The advisory council of Egypt's scientists and experts

Agency overview
- Formed: 2014; 12 years ago
- Headquarters: Cairo, Egypt;
- Agency executive: Abdel Fattah el-Sisi;
- Parent agency: Presidency of Egypt

= Advisory council of Egypt's scientists and experts =

The advisory council of Egypt's scientists and experts, المجلس الأستشارى لعلماء و خبراء مصر is an advisory council formed by the Egyptian President Abdel Fattah el-Sisi in September 2014. Made up of academics and experts, according to the Presidency, the council aims to provide a strategic vision for the state in the future and to provide advisory opinions on projects such as the new Suez Canal development project. President Sisi also said that the council will help aid in correcting religious discourse, improving media discourse and improving the quality of education and linking it to the needs of the market.

==Formation==

The advisory council members include:

===Education and scientific research===

- Dr. Ahmed Zewail, Nobel laureate, Professor of Physics and the director of the Physical Biology Centre for the Ultrafast Science and Technology at the California Institute of Technology.
- Dr. Nabil Aly, Construction and rehabilitation of structures Professor at Berlin University.
- Dr. Vector Rizkallah, Former Vice president at Leibniz University Hannover and former president of Engineers chamber in Germany.
- Dr. Nabil Fouad Grees, Head of engineering department and director of Center for innovative materials research (CIMR) at Lawrence Technological University.

===Megaprojects===

- Eng. Hany Azer, Chief Engineer of Germany's fourth largest train station in Berlin, Berlin Hauptbahnhof.

===Energy===

- Eng. Hany el-Nokrashy, CEO and founder of El-Nokrashy company for engineering in Germany, member of Federation of German Scientists (VDW) and Chairman of the Board of Trustees at DESERTEC.
- Eng. Ibrahim Samak, Founder, Engcotec.

===Agriculture===

- Dr. Hany Abdullah
- Dr. Hany El-Kateb for agriculture and forestry

===Geology===

- Dr. Farouk El-Baz, Research Professor, Director of the Center for Remote Sensing at Boston University and adjunct Professor of Geology at the Faculty of Science, Ain Shams University
- Dr. Mohamed el-Bahy

===IT===

- Dr. Aly el-Faramawi, Corporate Vice President at Microsoft Corporation and its President of Middle East & Africa.

===Economy===

- Dr. Mohamed A. El-Erian, Chief Economic Adviser at Allianz and former CEO of PIMCO.

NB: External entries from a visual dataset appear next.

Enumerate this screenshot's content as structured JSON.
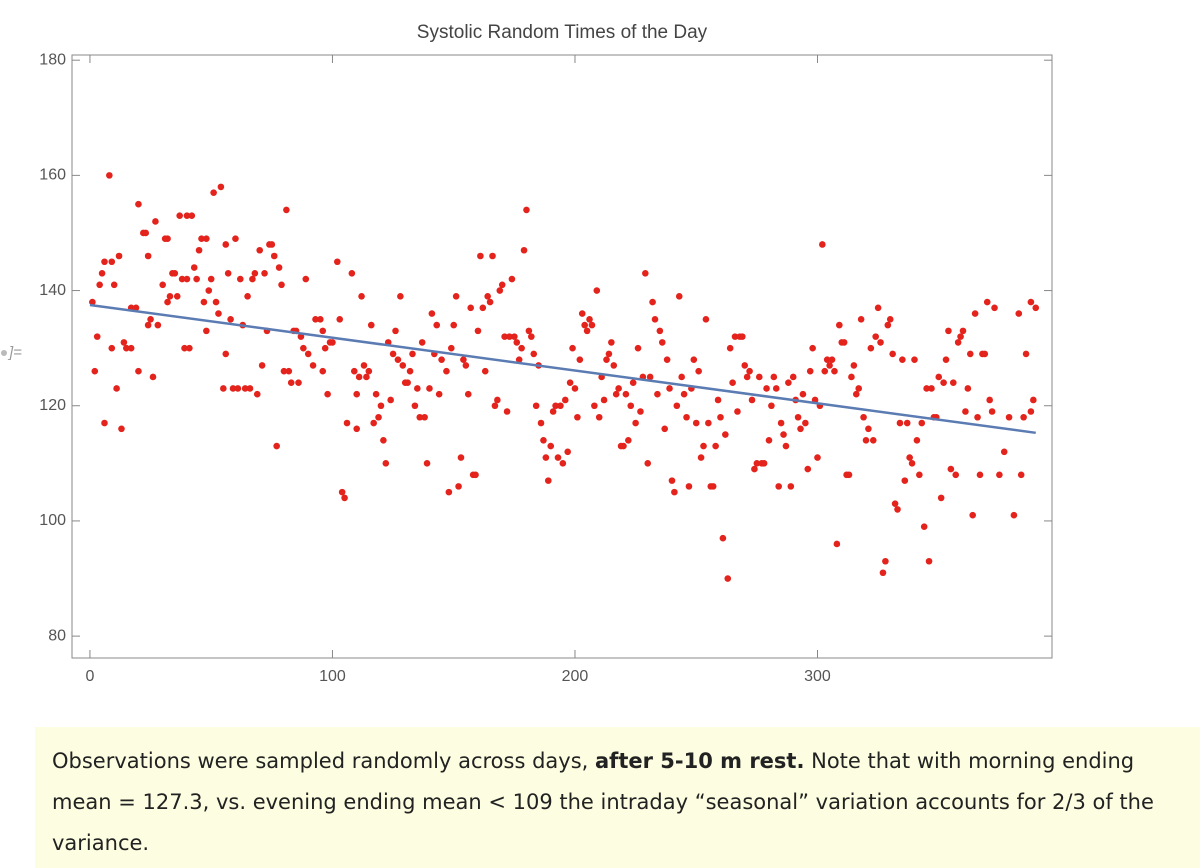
{
  "out_label": "]=",
  "chart_data": {
    "type": "scatter",
    "title": "Systolic Random Times of the Day",
    "color": "#e3231c",
    "x": [
      1,
      2,
      3,
      4,
      5,
      6,
      6,
      8,
      9,
      9,
      10,
      11,
      12,
      13,
      14,
      15,
      17,
      17,
      19,
      20,
      20,
      22,
      23,
      24,
      24,
      25,
      26,
      27,
      28,
      30,
      31,
      32,
      32,
      33,
      34,
      35,
      36,
      37,
      38,
      39,
      40,
      40,
      41,
      42,
      43,
      44,
      45,
      46,
      47,
      48,
      48,
      49,
      50,
      51,
      52,
      53,
      54,
      55,
      56,
      56,
      57,
      58,
      59,
      60,
      61,
      62,
      63,
      64,
      65,
      66,
      67,
      68,
      69,
      70,
      71,
      72,
      73,
      74,
      75,
      76,
      77,
      78,
      79,
      80,
      81,
      82,
      83,
      84,
      85,
      86,
      87,
      88,
      89,
      90,
      92,
      93,
      95,
      96,
      96,
      97,
      98,
      99,
      100,
      102,
      103,
      104,
      105,
      106,
      108,
      109,
      110,
      110,
      111,
      112,
      113,
      114,
      115,
      116,
      117,
      118,
      119,
      120,
      121,
      122,
      123,
      124,
      125,
      126,
      127,
      128,
      129,
      130,
      131,
      132,
      133,
      134,
      135,
      136,
      137,
      138,
      139,
      140,
      141,
      142,
      143,
      144,
      145,
      147,
      148,
      149,
      150,
      151,
      152,
      153,
      154,
      155,
      156,
      157,
      158,
      159,
      160,
      161,
      162,
      163,
      164,
      165,
      166,
      167,
      168,
      169,
      170,
      171,
      172,
      173,
      174,
      175,
      176,
      177,
      178,
      179,
      180,
      181,
      182,
      183,
      184,
      185,
      186,
      187,
      188,
      189,
      190,
      191,
      192,
      193,
      194,
      195,
      196,
      197,
      198,
      199,
      200,
      201,
      202,
      203,
      204,
      205,
      206,
      207,
      208,
      209,
      210,
      211,
      212,
      213,
      214,
      215,
      216,
      217,
      218,
      219,
      220,
      221,
      222,
      223,
      224,
      225,
      226,
      227,
      228,
      229,
      230,
      231,
      232,
      233,
      234,
      235,
      236,
      237,
      238,
      239,
      240,
      241,
      242,
      243,
      244,
      245,
      246,
      247,
      248,
      249,
      250,
      251,
      252,
      253,
      254,
      255,
      256,
      257,
      258,
      259,
      260,
      261,
      262,
      263,
      264,
      265,
      266,
      267,
      268,
      269,
      270,
      271,
      272,
      273,
      274,
      275,
      276,
      277,
      278,
      279,
      280,
      281,
      282,
      283,
      284,
      285,
      286,
      287,
      288,
      289,
      290,
      291,
      292,
      293,
      294,
      295,
      296,
      297,
      298,
      299,
      300,
      301,
      302,
      303,
      304,
      305,
      306,
      307,
      308,
      309,
      310,
      311,
      312,
      313,
      314,
      315,
      316,
      317,
      318,
      319,
      320,
      321,
      322,
      323,
      324,
      325,
      326,
      327,
      328,
      329,
      330,
      331,
      332,
      333,
      334,
      335,
      336,
      337,
      338,
      339,
      340,
      341,
      342,
      343,
      344,
      345,
      346,
      347,
      348,
      349,
      350,
      351,
      352,
      353,
      354,
      355,
      356,
      357,
      358,
      359,
      360,
      361,
      362,
      363,
      364,
      365,
      366,
      367,
      368,
      369,
      370,
      371,
      372,
      373,
      375,
      377,
      379,
      381,
      383,
      385,
      386,
      388,
      389,
      390,
      388,
      384
    ],
    "values": [
      138,
      126,
      132,
      141,
      143,
      145,
      117,
      160,
      145,
      130,
      141,
      123,
      146,
      116,
      131,
      130,
      137,
      130,
      137,
      155,
      126,
      150,
      150,
      146,
      134,
      135,
      125,
      152,
      134,
      141,
      149,
      138,
      149,
      139,
      143,
      143,
      139,
      153,
      142,
      130,
      153,
      142,
      130,
      153,
      144,
      142,
      147,
      149,
      138,
      133,
      149,
      140,
      142,
      157,
      138,
      136,
      158,
      123,
      148,
      129,
      143,
      135,
      123,
      149,
      123,
      142,
      134,
      123,
      139,
      123,
      142,
      143,
      122,
      147,
      127,
      143,
      133,
      148,
      148,
      146,
      113,
      144,
      141,
      126,
      154,
      126,
      124,
      133,
      133,
      124,
      132,
      130,
      142,
      129,
      127,
      135,
      135,
      133,
      126,
      130,
      122,
      131,
      131,
      145,
      135,
      105,
      104,
      117,
      143,
      126,
      116,
      122,
      125,
      139,
      127,
      125,
      126,
      134,
      117,
      122,
      118,
      120,
      114,
      110,
      131,
      121,
      129,
      133,
      128,
      139,
      127,
      124,
      124,
      126,
      129,
      120,
      123,
      118,
      131,
      118,
      110,
      123,
      136,
      129,
      134,
      122,
      128,
      126,
      105,
      130,
      134,
      139,
      106,
      111,
      128,
      127,
      122,
      137,
      108,
      108,
      133,
      146,
      137,
      126,
      139,
      138,
      146,
      120,
      121,
      140,
      141,
      132,
      119,
      132,
      142,
      132,
      131,
      128,
      130,
      147,
      154,
      133,
      132,
      129,
      120,
      127,
      117,
      114,
      111,
      107,
      113,
      119,
      120,
      111,
      120,
      110,
      121,
      112,
      124,
      130,
      123,
      118,
      128,
      136,
      134,
      133,
      135,
      134,
      120,
      140,
      118,
      125,
      121,
      128,
      129,
      131,
      127,
      122,
      123,
      113,
      113,
      122,
      114,
      120,
      124,
      117,
      130,
      119,
      125,
      143,
      110,
      125,
      138,
      135,
      122,
      133,
      131,
      116,
      128,
      123,
      107,
      105,
      120,
      139,
      125,
      122,
      118,
      106,
      123,
      128,
      117,
      126,
      111,
      113,
      135,
      117,
      106,
      106,
      113,
      121,
      118,
      97,
      115,
      90,
      130,
      124,
      132,
      119,
      132,
      132,
      127,
      125,
      126,
      121,
      109,
      110,
      125,
      110,
      110,
      123,
      114,
      120,
      125,
      123,
      106,
      117,
      115,
      113,
      124,
      106,
      125,
      121,
      118,
      116,
      122,
      117,
      109,
      126,
      130,
      121,
      111,
      120,
      148,
      126,
      128,
      127,
      128,
      126,
      96,
      134,
      131,
      131,
      108,
      108,
      125,
      127,
      122,
      123,
      135,
      118,
      114,
      116,
      130,
      114,
      132,
      137,
      131,
      91,
      93,
      134,
      135,
      129,
      103,
      102,
      117,
      128,
      107,
      117,
      111,
      110,
      128,
      114,
      108,
      117,
      99,
      123,
      93,
      123,
      118,
      118,
      125,
      104,
      124,
      128,
      133,
      109,
      124,
      108,
      131,
      132,
      133,
      119,
      123,
      129,
      101,
      136,
      118,
      108,
      129,
      129,
      138,
      121,
      119,
      137,
      108,
      112,
      118,
      101,
      136,
      118,
      129,
      138,
      121,
      137,
      119,
      108
    ],
    "fit_line": {
      "color": "#5b7bb3",
      "x": [
        0,
        390
      ],
      "values": [
        137.5,
        115.3
      ]
    },
    "xlim": [
      -7.4,
      396.7
    ],
    "ylim": [
      76.2,
      180.9
    ],
    "xticks": [
      0,
      100,
      200,
      300
    ],
    "yticks": [
      80,
      100,
      120,
      140,
      160,
      180
    ]
  },
  "caption": {
    "before": "Observations were sampled randomly across days, ",
    "bold": "after 5-10 m rest.",
    "after": " Note that with morning ending mean = 127.3, vs. evening ending mean < 109 the intraday “seasonal” variation accounts for 2/3 of  the variance."
  }
}
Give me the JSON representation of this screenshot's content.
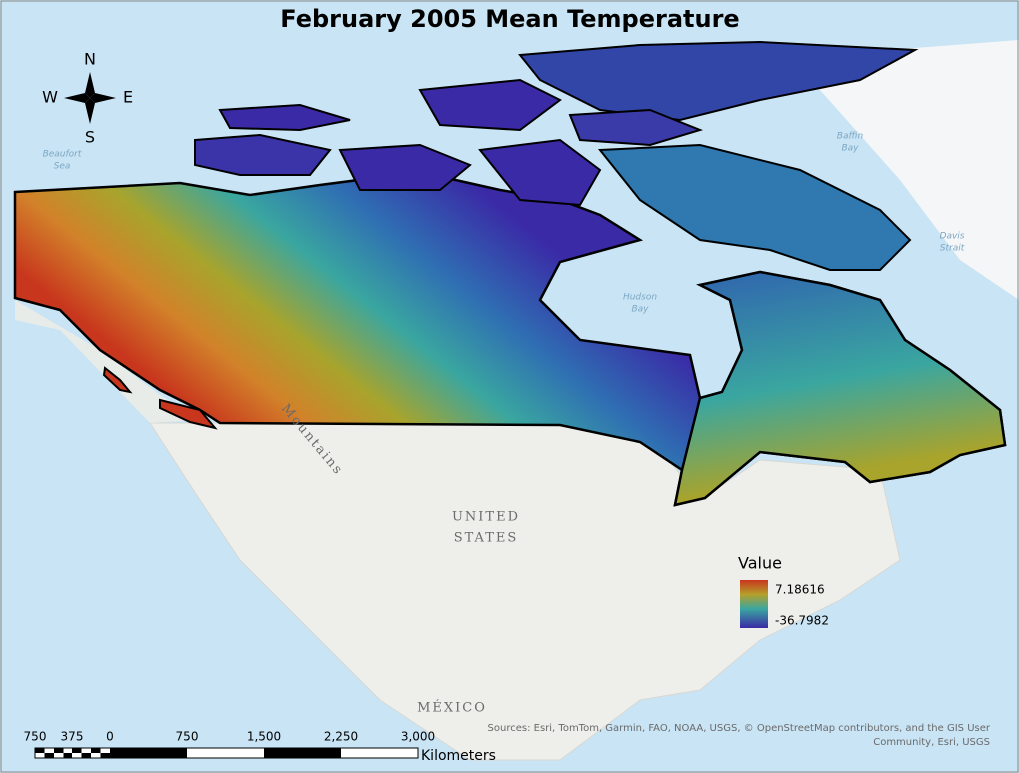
{
  "title": "February 2005 Mean Temperature",
  "compass": {
    "n": "N",
    "e": "E",
    "s": "S",
    "w": "W"
  },
  "legend": {
    "title": "Value",
    "max": 7.18616,
    "min": -36.7982
  },
  "scale_bar": {
    "ticks": [
      "750",
      "375",
      "0",
      "750",
      "1,500",
      "2,250",
      "3,000"
    ],
    "unit": "Kilometers"
  },
  "map_labels": [
    {
      "lines": [
        "Beaufort",
        "Sea"
      ]
    },
    {
      "lines": [
        "Baffin",
        "Bay"
      ]
    },
    {
      "lines": [
        "Davis",
        "Strait"
      ]
    },
    {
      "lines": [
        "Hudson",
        "Bay"
      ]
    },
    {
      "lines": [
        "UNITED",
        "STATES"
      ]
    },
    {
      "lines": [
        "MÉXICO"
      ]
    },
    {
      "lines": [
        "Mountains"
      ]
    }
  ],
  "attribution": [
    "Sources: Esri, TomTom, Garmin, FAO, NOAA, USGS, © OpenStreetMap contributors, and the GIS User",
    "Community, Esri, USGS"
  ]
}
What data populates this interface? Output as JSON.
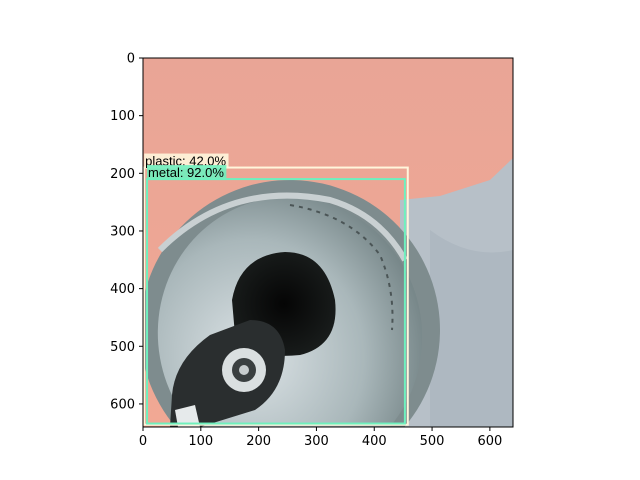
{
  "chart_data": {
    "type": "image",
    "xlim": [
      0,
      640
    ],
    "ylim": [
      640,
      0
    ],
    "xticks": [
      0,
      100,
      200,
      300,
      400,
      500,
      600
    ],
    "yticks": [
      0,
      100,
      200,
      300,
      400,
      500,
      600
    ],
    "grid": false,
    "image_content": "photo of an aluminium drink can top over a pink and light grey background",
    "detections": [
      {
        "label": "plastic: 42.0%",
        "class": "plastic",
        "score": 42.0,
        "box": {
          "x0": 2,
          "y0": 190,
          "x1": 458,
          "y1": 636
        },
        "color": "#FFF6DC"
      },
      {
        "label": "metal: 92.0%",
        "class": "metal",
        "score": 92.0,
        "box": {
          "x0": 7,
          "y0": 210,
          "x1": 453,
          "y1": 634
        },
        "color": "#6FF0BE"
      }
    ]
  }
}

===Medicine and Public Health===

- Dr. Mohamed A. Ghonim
- Sir Magdy Yacoub, Professor of Cardiothoracic Surgery at Imperial College London.

===Mental Health and Societal consensus===

- Dr. Ahmed Okasha, Professor of psychiatry at Ain Shams University and former president of World Psychiatric Association.

===Pre-university education===

- Dr. Mervat Ahmed, Professor of Courses and teaching methods at Benha University.

=== Specialised council for Community Development ===
- Dr. Mohamed A. Zaazoue, Specialist Neurosurgeon and Post-doctoral Research Fellow at Harvard Medical School's Boston Children's Hospital.